The city had the following defenses, for which it earned the reputation of being utterly impregnable:
- Nature provided the Southern face wih the protection of the River Lezarde.
- To the North, the valley of the Lezarde was dammed off by the city garrison, creating a virtual lake nearly a modern football field in length.
- The salt-marshes to the East were crossable only by a single road.
- The northwestern summit was guarded by vast fields and orchards.
Man's contribution to the defenses were also many:
- The French literally burned their bridges. All of them.
- A wall and wet moat with a two mile perimeter were built around the city.
- There were only three gates, at the north-east, south-east, and south-west, each further defended by barbicans of wood and earth, and surrounded with water.
- Entrenchments were dug along the moat for troops--though the garrison lacked the resources to man them--and stores of quicklime and oil were positioned along the ramparts, along with a limited number of cannon.
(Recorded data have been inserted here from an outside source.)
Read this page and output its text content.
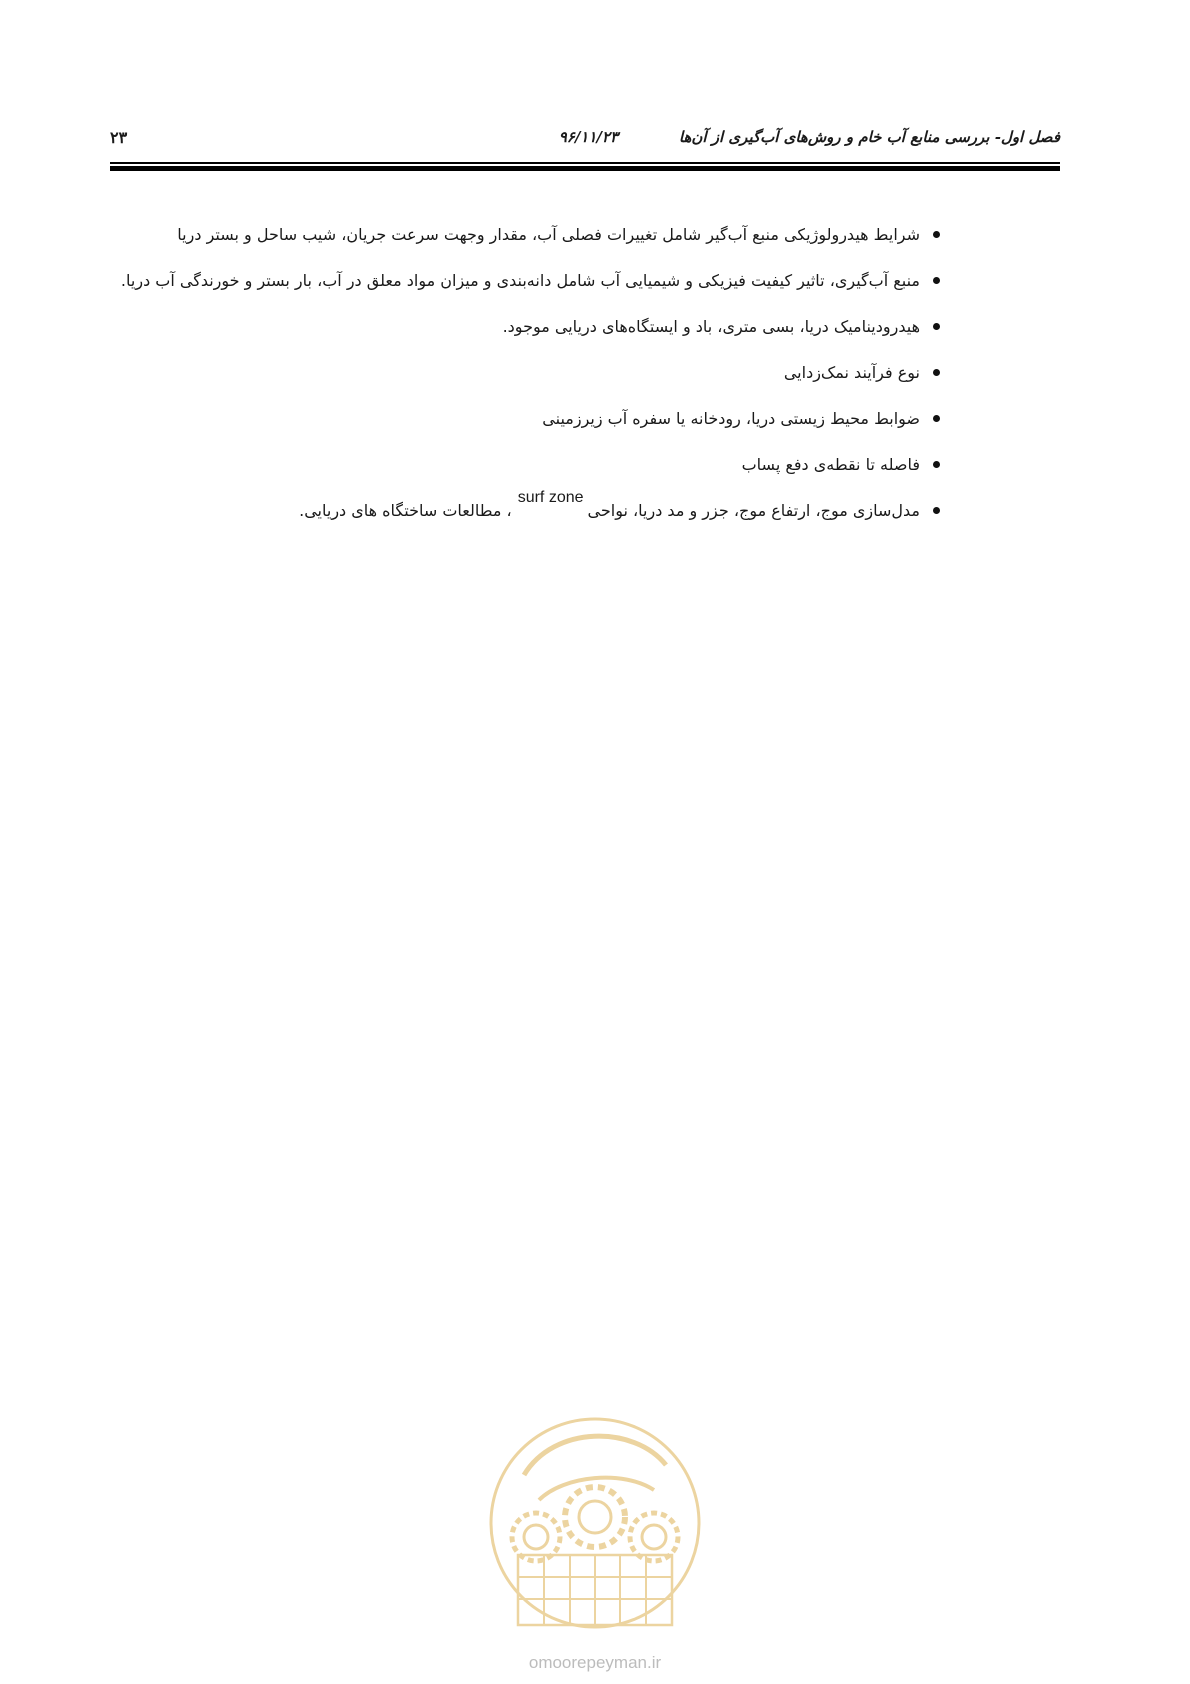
فصل اول- بررسی منابع آب خام و روش‌های آب‌گیری از آن‌ها
۹۶/۱۱/۲۳
۲۳
شرایط هیدرولوژیکی منبع آب‌گیر شامل تغییرات فصلی آب، مقدار وجهت سرعت جریان، شیب ساحل و بستر دریا
منبع آب‌گیری، تاثیر کیفیت فیزیکی و شیمیایی آب شامل دانه‌بندی و میزان مواد معلق در آب، بار بستر و خورندگی آب دریا.
هیدرودینامیک دریا، بسی متری، باد و ایستگاه‌های دریایی موجود.
نوع فرآیند نمک‌زدایی
ضوابط محیط زیستی دریا، رودخانه یا سفره آب زیرزمینی
فاصله تا نقطه‌ی دفع پساب
مدل‌سازی موج، ارتفاع موج، جزر و مد دریا، نواحیsurf zone، مطالعات ساختگاه های دریایی.
omoorepeyman.ir
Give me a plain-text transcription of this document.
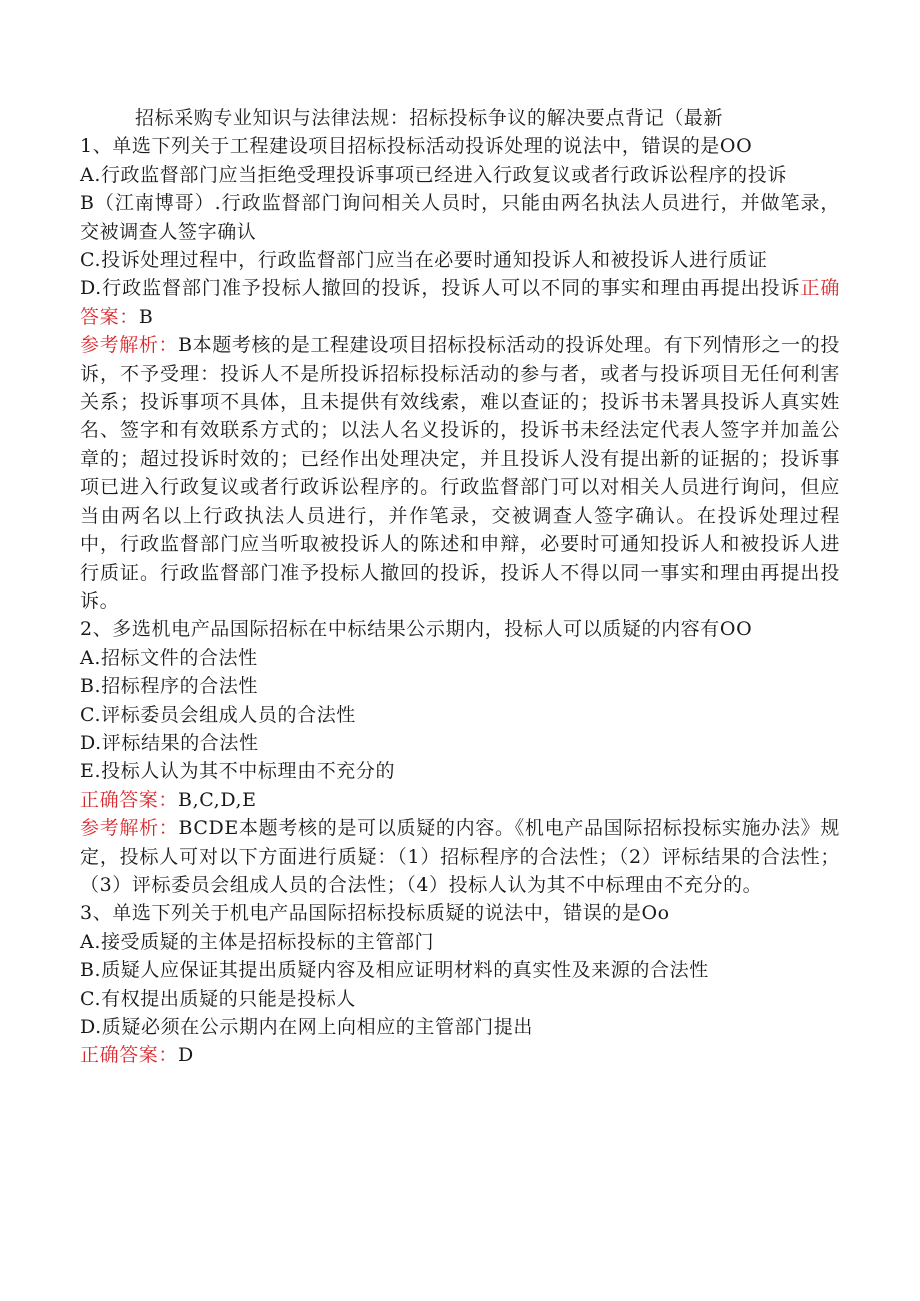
招标采购专业知识与法律法规：招标投标争议的解决要点背记（最新

1、单选下列关于工程建设项目招标投标活动投诉处理的说法中，错误的是OO

A.行政监督部门应当拒绝受理投诉事项已经进入行政复议或者行政诉讼程序的投诉

B（江南博哥）.行政监督部门询问相关人员时，只能由两名执法人员进行，并做笔录，交被调查人签字确认

C.投诉处理过程中，行政监督部门应当在必要时通知投诉人和被投诉人进行质证

D.行政监督部门准予投标人撤回的投诉，投诉人可以不同的事实和理由再提出投诉正确答案：B

参考解析：B本题考核的是工程建设项目招标投标活动的投诉处理。有下列情形之一的投诉，不予受理：投诉人不是所投诉招标投标活动的参与者，或者与投诉项目无任何利害关系；投诉事项不具体，且未提供有效线索，难以查证的；投诉书未署具投诉人真实姓名、签字和有效联系方式的；以法人名义投诉的，投诉书未经法定代表人签字并加盖公章的；超过投诉时效的；已经作出处理决定，并且投诉人没有提出新的证据的；投诉事项已进入行政复议或者行政诉讼程序的。行政监督部门可以对相关人员进行询问，但应当由两名以上行政执法人员进行，并作笔录，交被调查人签字确认。在投诉处理过程中，行政监督部门应当听取被投诉人的陈述和申辩，必要时可通知投诉人和被投诉人进行质证。行政监督部门准予投标人撤回的投诉，投诉人不得以同一事实和理由再提出投诉。

2、多选机电产品国际招标在中标结果公示期内，投标人可以质疑的内容有OO

A.招标文件的合法性

B.招标程序的合法性

C.评标委员会组成人员的合法性

D.评标结果的合法性

E.投标人认为其不中标理由不充分的

正确答案：B,C,D,E

参考解析：BCDE本题考核的是可以质疑的内容。《机电产品国际招标投标实施办法》规定，投标人可对以下方面进行质疑：（1）招标程序的合法性；（2）评标结果的合法性；（3）评标委员会组成人员的合法性；（4）投标人认为其不中标理由不充分的。

3、单选下列关于机电产品国际招标投标质疑的说法中，错误的是Oo

A.接受质疑的主体是招标投标的主管部门

B.质疑人应保证其提出质疑内容及相应证明材料的真实性及来源的合法性

C.有权提出质疑的只能是投标人

D.质疑必须在公示期内在网上向相应的主管部门提出

正确答案：D
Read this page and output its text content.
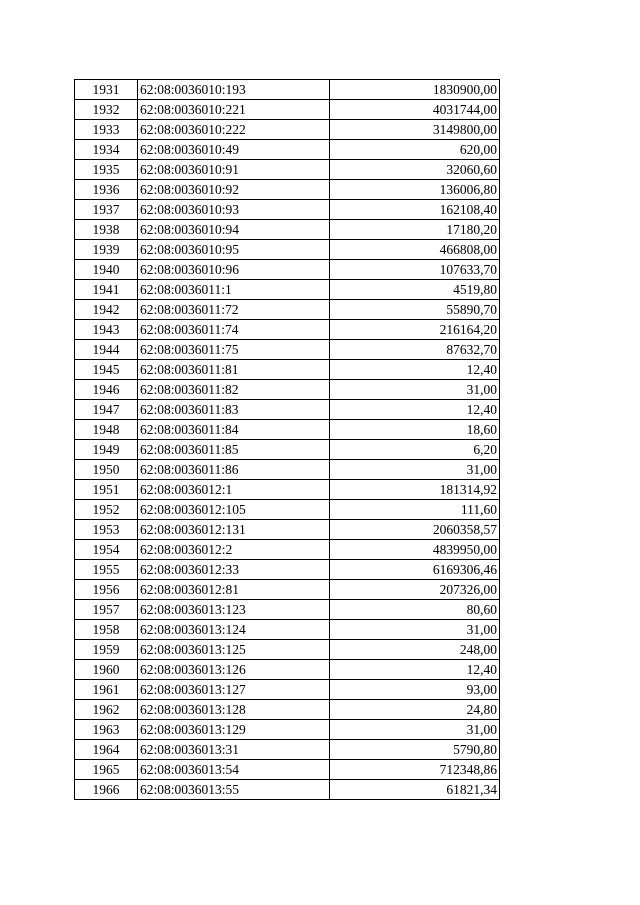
1931	62:08:0036010:193	1830900,00
1932	62:08:0036010:221	4031744,00
1933	62:08:0036010:222	3149800,00
1934	62:08:0036010:49	620,00
1935	62:08:0036010:91	32060,60
1936	62:08:0036010:92	136006,80
1937	62:08:0036010:93	162108,40
1938	62:08:0036010:94	17180,20
1939	62:08:0036010:95	466808,00
1940	62:08:0036010:96	107633,70
1941	62:08:0036011:1	4519,80
1942	62:08:0036011:72	55890,70
1943	62:08:0036011:74	216164,20
1944	62:08:0036011:75	87632,70
1945	62:08:0036011:81	12,40
1946	62:08:0036011:82	31,00
1947	62:08:0036011:83	12,40
1948	62:08:0036011:84	18,60
1949	62:08:0036011:85	6,20
1950	62:08:0036011:86	31,00
1951	62:08:0036012:1	181314,92
1952	62:08:0036012:105	111,60
1953	62:08:0036012:131	2060358,57
1954	62:08:0036012:2	4839950,00
1955	62:08:0036012:33	6169306,46
1956	62:08:0036012:81	207326,00
1957	62:08:0036013:123	80,60
1958	62:08:0036013:124	31,00
1959	62:08:0036013:125	248,00
1960	62:08:0036013:126	12,40
1961	62:08:0036013:127	93,00
1962	62:08:0036013:128	24,80
1963	62:08:0036013:129	31,00
1964	62:08:0036013:31	5790,80
1965	62:08:0036013:54	712348,86
1966	62:08:0036013:55	61821,34
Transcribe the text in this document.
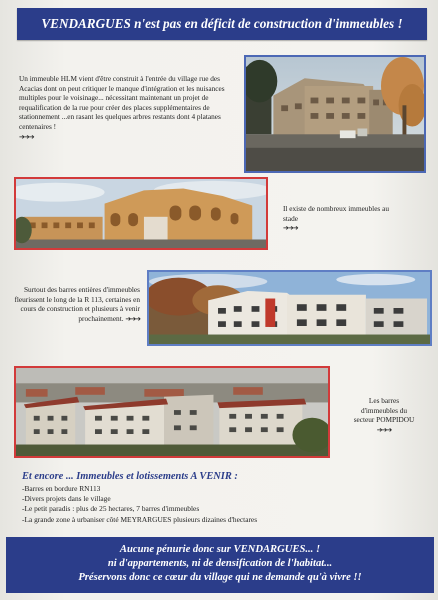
VENDARGUES n'est pas en déficit de construction d'immeubles !
Un immeuble HLM vient d'être construit à l'entrée du village rue des Acacias dont on peut critiquer le manque d'intégration et les nuisances multiples pour le voisinage... nécessitant maintenant un projet de requalification de la rue pour créer des places supplémentaires de stationnement ...en rasant les quelques arbres restants dont 4 platanes centenaires !
➔➔➔
Il existe de nombreux immeubles au stade
➔➔➔
Surtout des barres entières d'immeubles fleurissent le long de la R 113, certaines en cours de construction et plusieurs à venir prochainement. ➔➔➔
Les barres d'immeubles du secteur POMPIDOU
➔➔➔
Et encore ... Immeubles et lotissements A VENIR :
-Barres en bordure RN113
-Divers projets dans le village
-Le petit paradis : plus de 25 hectares, 7 barres d'immeubles
-La grande zone à urbaniser côté MEYRARGUES plusieurs dizaines d'hectares
Aucune pénurie donc sur VENDARGUES... !
ni d'appartements, ni de densification de l'habitat...
Préservons donc ce cœur du village qui ne demande qu'à vivre !!
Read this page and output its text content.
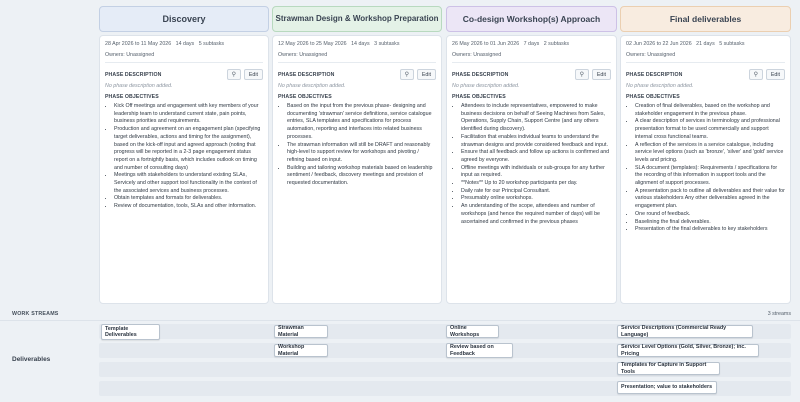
Discovery	Strawman Design & Workshop Preparation	Co-design Workshop(s) Approach	Final deliverables
28 Apr 2026 to 11 May 2026 14 days 5 subtasks
Owners: Unassigned
PHASE DESCRIPTION	⚲	Edit
No phase description added.
PHASE OBJECTIVES
• Kick Off meetings and engagement with key members of your leadership team to understand current state, pain points, business priorities and requirements.
• Production and agreement on an engagement plan (specifying target deliverables, actions and timing for the assignment), based on the kick-off input and agreed approach (noting that progress will be reported in a 2-3 page engagement status report on a fortnightly basis, which includes outlook on timing and number of consulting days)
• Meetings with stakeholders to understand existing SLAs, Servicely and other support tool functionality in the context of the associated services and business processes.
• Obtain templates and formats for deliverables.
• Review of documentation, tools, SLAs and other information.
12 May 2026 to 25 May 2026 14 days 3 subtasks
Owners: Unassigned
PHASE DESCRIPTION	⚲	Edit
No phase description added.
PHASE OBJECTIVES
• Based on the input from the previous phase- designing and documenting 'strawman' service definitions, service catalogue entries, SLA templates and specifications for process automation, reporting and interfaces into related business processes.
• The strawman information will still be DRAFT and reasonably high-level to support review for workshops and pivoting / refining based on input.
• Building and tailoring workshop materials based on leadership sentiment / feedback, discovery meetings and provision of requested documentation.
26 May 2026 to 01 Jun 2026 7 days 2 subtasks
Owners: Unassigned
PHASE DESCRIPTION	⚲	Edit
No phase description added.
PHASE OBJECTIVES
• Attendees to include representatives, empowered to make business decisions on behalf of Seeing Machines from Sales, Operations, Supply Chain, Support Centre (and any others identified during discovery).
• Facilitation that enables individual teams to understand the strawman designs and provide considered feedback and input.
• Ensure that all feedback and follow up actions is confirmed and agreed by everyone.
• Offline meetings with individuals or sub-groups for any further input as required.
• **Notes** Up to 20 workshop participants per day.
• Daily rate for our Principal Consultant.
• Presumably online workshops.
• An understanding of the scope, attendees and number of workshops (and hence the required number of days) will be ascertained and confirmed in the previous phases
02 Jun 2026 to 22 Jun 2026 21 days 5 subtasks
Owners: Unassigned
PHASE DESCRIPTION	⚲	Edit
No phase description added.
PHASE OBJECTIVES
• Creation of final deliverables, based on the workshop and stakeholder engagement in the previous phase.
• A clear description of services in terminology and professional presentation format to be used commercially and support internal cross functional teams.
• A reflection of the services in a service catalogue, including service level options (such as 'bronze', 'silver' and 'gold' service levels and pricing.
• SLA document (templates): Requirements / specifications for the recording of this information in support tools and the alignment of support processes.
• A presentation pack to outline all deliverables and their value for various stakeholders Any other deliverables agreed in the engagement plan.
• One round of feedback.
• Baselining the final deliverables.
• Presentation of the final deliverables to key stakeholders
WORK STREAMS	3 streams
Deliverables
Template Deliverables
Strawman Material
Workshop Material
Online Workshops
Review based on Feedback
Service Descriptions (Commercial Ready Language)
Service Level Options (Gold, Silver, Bronze); inc. Pricing
Templates for Capture in Support Tools
Presentation; value to stakeholders
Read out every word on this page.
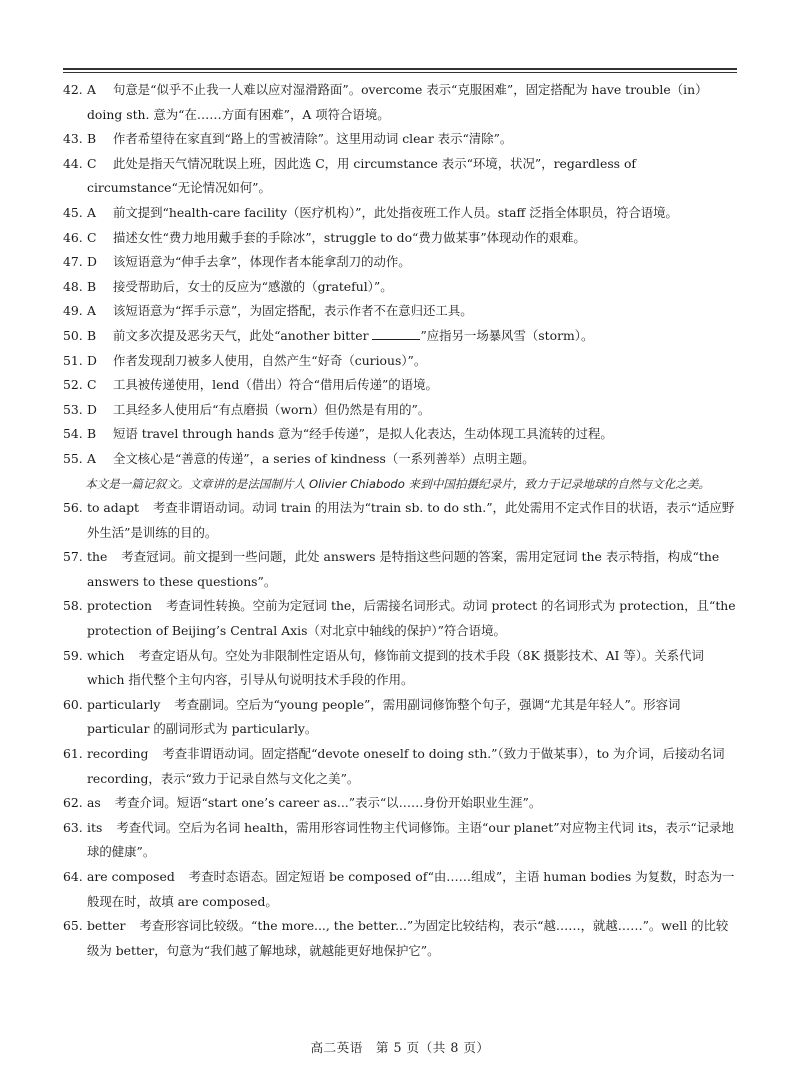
42. A 句意是“似乎不止我一人难以应对湿滑路面”。overcome 表示“克服困难”，固定搭配为 have trouble（in）doing sth. 意为“在……方面有困难”，A 项符合语境。

43. B 作者希望待在家直到“路上的雪被清除”。这里用动词 clear 表示“清除”。

44. C 此处是指天气情况耽误上班，因此选 C，用 circumstance 表示“环境，状况”，regardless of circumstance“无论情况如何”。

45. A 前文提到“health-care facility（医疗机构）”，此处指夜班工作人员。staff 泛指全体职员，符合语境。

46. C 描述女性“费力地用戴手套的手除冰”，struggle to do“费力做某事”体现动作的艰难。

47. D 该短语意为“伸手去拿”，体现作者本能拿刮刀的动作。

48. B 接受帮助后，女士的反应为“感激的（grateful）”。

49. A 该短语意为“挥手示意”，为固定搭配，表示作者不在意归还工具。

50. B 前文多次提及恶劣天气，此处“another bitter	”应指另一场暴风雪（storm）。

51. D 作者发现刮刀被多人使用，自然产生“好奇（curious）”。

52. C 工具被传递使用，lend（借出）符合“借用后传递”的语境。

53. D 工具经多人使用后“有点磨损（worn）但仍然是有用的”。

54. B 短语 travel through hands 意为“经手传递”，是拟人化表达，生动体现工具流转的过程。

55. A 全文核心是“善意的传递”，a series of kindness（一系列善举）点明主题。

本文是一篇记叙文。文章讲的是法国制片人 Olivier Chiabodo 来到中国拍摄纪录片，致力于记录地球的自然与文化之美。

56. to adapt 考查非谓语动词。动词 train 的用法为“train sb. to do sth.”，此处需用不定式作目的状语，表示“适应野外生活”是训练的目的。

57. the 考查冠词。前文提到一些问题，此处 answers 是特指这些问题的答案，需用定冠词 the 表示特指，构成“the answers to these questions”。

58. protection 考查词性转换。空前为定冠词 the，后需接名词形式。动词 protect 的名词形式为 protection，且“the protection of Beijing’s Central Axis（对北京中轴线的保护）”符合语境。

59. which 考查定语从句。空处为非限制性定语从句，修饰前文提到的技术手段（8K 摄影技术、AI 等）。关系代词 which 指代整个主句内容，引导从句说明技术手段的作用。

60. particularly 考查副词。空后为“young people”，需用副词修饰整个句子，强调“尤其是年轻人”。形容词 particular 的副词形式为 particularly。

61. recording 考查非谓语动词。固定搭配“devote oneself to doing sth.”（致力于做某事），to 为介词，后接动名词 recording，表示“致力于记录自然与文化之美”。

62. as 考查介词。短语“start one’s career as...”表示“以……身份开始职业生涯”。

63. its 考查代词。空后为名词 health，需用形容词性物主代词修饰。主语“our planet”对应物主代词 its，表示“记录地球的健康”。

64. are composed 考查时态语态。固定短语 be composed of“由……组成”，主语 human bodies 为复数，时态为一般现在时，故填 are composed。

65. better 考查形容词比较级。“the more..., the better...”为固定比较结构，表示“越……，就越……”。well 的比较级为 better，句意为“我们越了解地球，就越能更好地保护它”。

高二英语　第 5 页（共 8 页）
As It Turns Out, Nothing French is Impregnable
Henry V, who was himself present for the siege managed not only to escape the dysentery that did far more damage to his troops than the opposing army, but had what was left of his men surround the city on all sides. They bombarded it with cannonfire nonstop throughout the night for nearly two months, when the French, under Lord de Gaucourt, surrendered on Sunday, September 22nd.
In short order, Henry V sent word back to England that as many people as found it reasonable to do so should pack up and move over for the re-creation of Harfleur as an English town--just as his great grandfather, Edward III, had done to Calais years before.